For some years after the battle of Dægsastan, the attention of the Northumbrian rulers was directed more towards the south than the north; but when Eadwin ascended the throne in 617, he seemed destined to reduce beneath his sway the whole island. According to the Chronicle, "he became supreme over all Britain, the Kent-ware alone excepted," and in the north he firmly established the Angle dominion as far as the Forth, where he is said to have erected his strong fortress of Eadwines-burh, which was at a later date to become the far-famed metropolis of Scotland.[1] The reign of Eadwin is memorable for the adoption of Christianity by the Angles of the north, he and his people, being baptized by Paulinus in 627. The Scots, Picts, and Strathclyde Britons had been Christians long before. Eadwin was succeeded by Oswald and Oswiu, during whose reign the Angle power was still further extended in what is now the south of Scotland, their supremacy being apparently recognized by the Cumbrian Britons. Witnesses to this extension of the Northumbrian area, at or shortly after this period, exist in the Cross at Bewcastle, in Cumberland, with a Runic inscription commemorating Alchfrid, son of Oswiu, who was associated with his father in the government about 660, and the Runic Cross at Ruthwell in Dumfriesshire, of the same high antiquity.

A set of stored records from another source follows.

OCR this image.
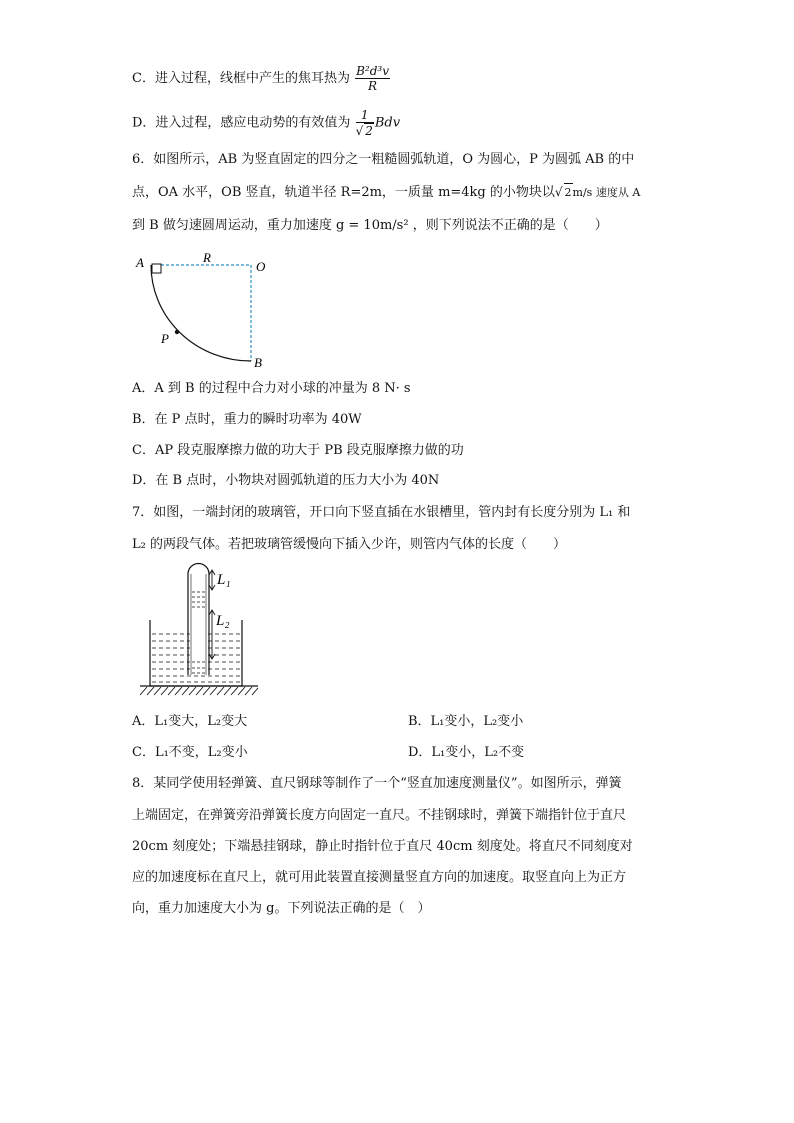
C．进入过程，线框中产生的焦耳热为 $\frac{\text{B²d³v}}{R}$
D．进入过程，感应电动势的有效值为 $\frac{1}{√ 2}$ Bdv
6．如图所示，AB 为竖直固定的四分之一粗糙圆弧轨道，O 为圆心，P 为圆弧 AB 的中
点，OA 水平，OB 竖直，轨道半径 R=2m，一质量 m=4kg 的小物块以√ 2m/s 速度从 A
到 B 做匀速圆周运动，重力加速度 g = 10m/s² ，则下列说法不正确的是（　　）
A	R
O
P
B
A．A 到 B 的过程中合力对小球的冲量为 8 N· s
B．在 P 点时，重力的瞬时功率为 40W
C．AP 段克服摩擦力做的功大于 PB 段克服摩擦力做的功
D．在 B 点时，小物块对圆弧轨道的压力大小为 40N
7．如图，一端封闭的玻璃管，开口向下竖直插在水银槽里，管内封有长度分别为 L₁ 和
L₂ 的两段气体。若把玻璃管缓慢向下插入少许，则管内气体的长度（　　）
L₁
L₂
A．L₁变大，L₂变大	B．L₁变小，L₂变小
C．L₁不变，L₂变小	D．L₁变小，L₂不变
8．某同学使用轻弹簧、直尺钢球等制作了一个“竖直加速度测量仪”。如图所示，弹簧
上端固定，在弹簧旁沿弹簧长度方向固定一直尺。不挂钢球时，弹簧下端指针位于直尺
20cm 刻度处；下端悬挂钢球，静止时指针位于直尺 40cm 刻度处。将直尺不同刻度对
应的加速度标在直尺上，就可用此装置直接测量竖直方向的加速度。取竖直向上为正方
向，重力加速度大小为 g。下列说法正确的是（　）
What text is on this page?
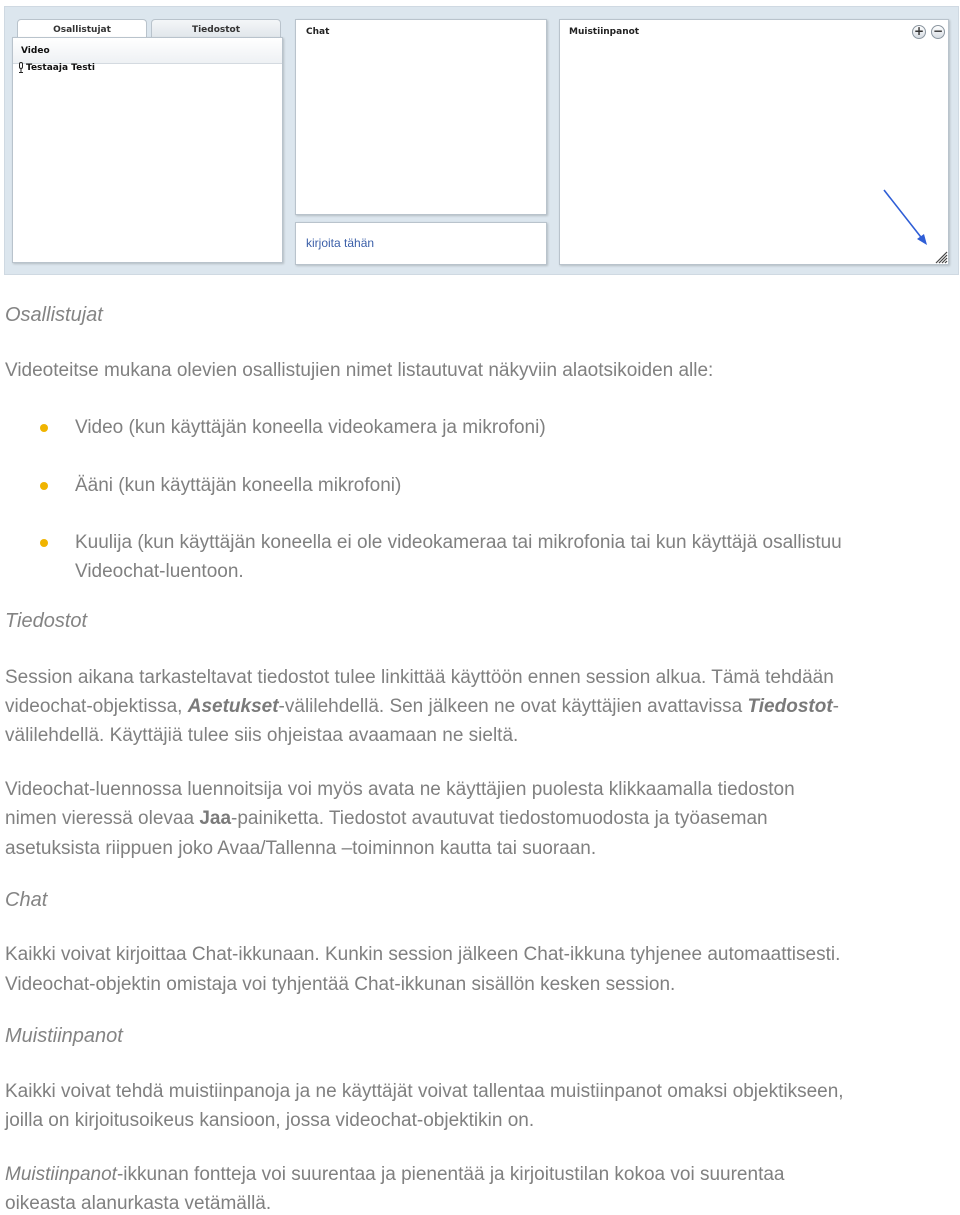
Osallistujat	Tiedostot
Video
Testaaja Testi
Chat
kirjoita tähän
Muistiinpanot	+ −
Osallistujat
Videoteitse mukana olevien osallistujien nimet listautuvat näkyviin alaotsikoiden alle:
Video (kun käyttäjän koneella videokamera ja mikrofoni)
Ääni (kun käyttäjän koneella mikrofoni)
Kuulija (kun käyttäjän koneella ei ole videokameraa tai mikrofonia tai kun käyttäjä osallistuu
Videochat-luentoon.
Tiedostot
Session aikana tarkasteltavat tiedostot tulee linkittää käyttöön ennen session alkua. Tämä tehdään
videochat-objektissa, Asetukset-välilehdellä. Sen jälkeen ne ovat käyttäjien avattavissa Tiedostot-
välilehdellä. Käyttäjiä tulee siis ohjeistaa avaamaan ne sieltä.
Videochat-luennossa luennoitsija voi myös avata ne käyttäjien puolesta klikkaamalla tiedoston
nimen vieressä olevaa Jaa-painiketta. Tiedostot avautuvat tiedostomuodosta ja työaseman
asetuksista riippuen joko Avaa/Tallenna –toiminnon kautta tai suoraan.
Chat
Kaikki voivat kirjoittaa Chat-ikkunaan. Kunkin session jälkeen Chat-ikkuna tyhjenee automaattisesti.
Videochat-objektin omistaja voi tyhjentää Chat-ikkunan sisällön kesken session.
Muistiinpanot
Kaikki voivat tehdä muistiinpanoja ja ne käyttäjät voivat tallentaa muistiinpanot omaksi objektikseen,
joilla on kirjoitusoikeus kansioon, jossa videochat-objektikin on.
Muistiinpanot-ikkunan fontteja voi suurentaa ja pienentää ja kirjoitustilan kokoa voi suurentaa
oikeasta alanurkasta vetämällä.
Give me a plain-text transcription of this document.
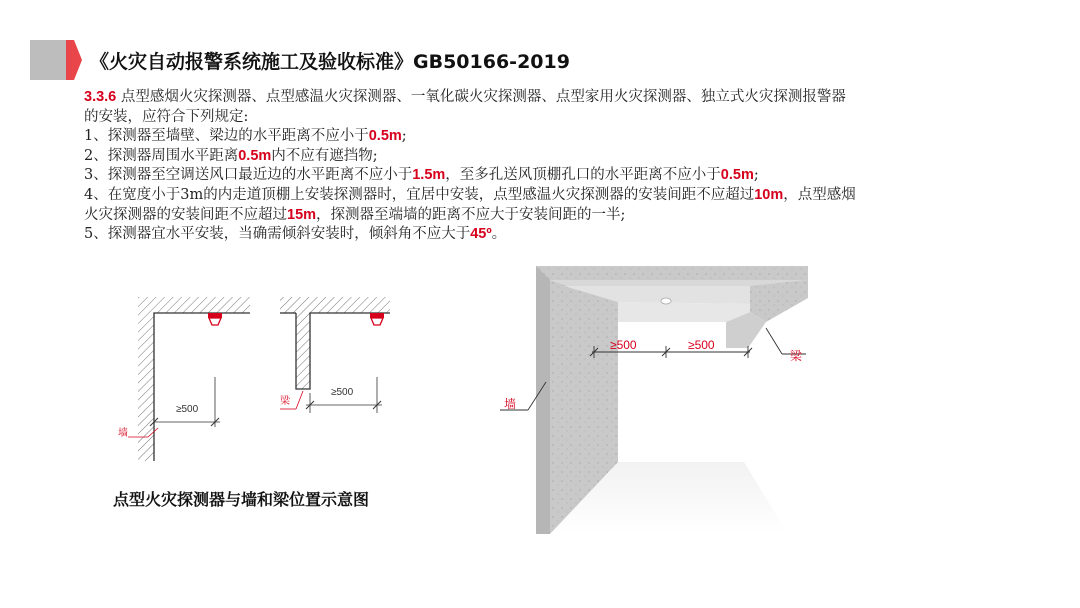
《火灾自动报警系统施工及验收标准》GB50166-2019
3.3.6 点型感烟火灾探测器、点型感温火灾探测器、一氧化碳火灾探测器、点型家用火灾探测器、独立式火灾探测报警器
的安装，应符合下列规定:
1、探测器至墙壁、梁边的水平距离不应小于0.5m;
2、探测器周围水平距离0.5m内不应有遮挡物;
3、探测器至空调送风口最近边的水平距离不应小于1.5m，至多孔送风顶棚孔口的水平距离不应小于0.5m;
4、在宽度小于3m的内走道顶棚上安装探测器时，宜居中安装，点型感温火灾探测器的安装间距不应超过10m，点型感烟
火灾探测器的安装间距不应超过15m，探测器至端墙的距离不应大于安装间距的一半;
5、探测器宜水平安装，当确需倾斜安装时，倾斜角不应大于45º。
≥500
墙
≥500
梁
点型火灾探测器与墙和梁位置示意图
≥500	≥500
梁
墙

The reign of Ecgfrid was marked by still more ambitious designs, being occupied by incessant wars with the Picts, and efforts to extend the Northumbrian dominion beyond the Forth. In these he was at first successful, and gained such an extension of territory in the north, that it was deemed proper to form a new bishopric, the seat of which was fixed at Abercorn, on the upper estuary of the Forth, and, according to the Chronicle, A.D. 681, "Trumbriht was consecrated bishop of Hexham, and Trumwine of the Picts; for at that time they were subject to this country." In 685 "Ecgfrid made war upon the Pictish king Bredei, and

  1. It is not probabale that Eadwin originated the name of Edinburgh. The fortress doubless existed before, under some such name as Eiddin, Casr-eidin, Dun-eiden, the "oppudium Eden" of the Pictish chronicler, which would be Anglicized Eden-burh (compare Rome-burh, Cantwara-burh), and probably confounded with Eadwines-burh, in memory of Edwins conquests.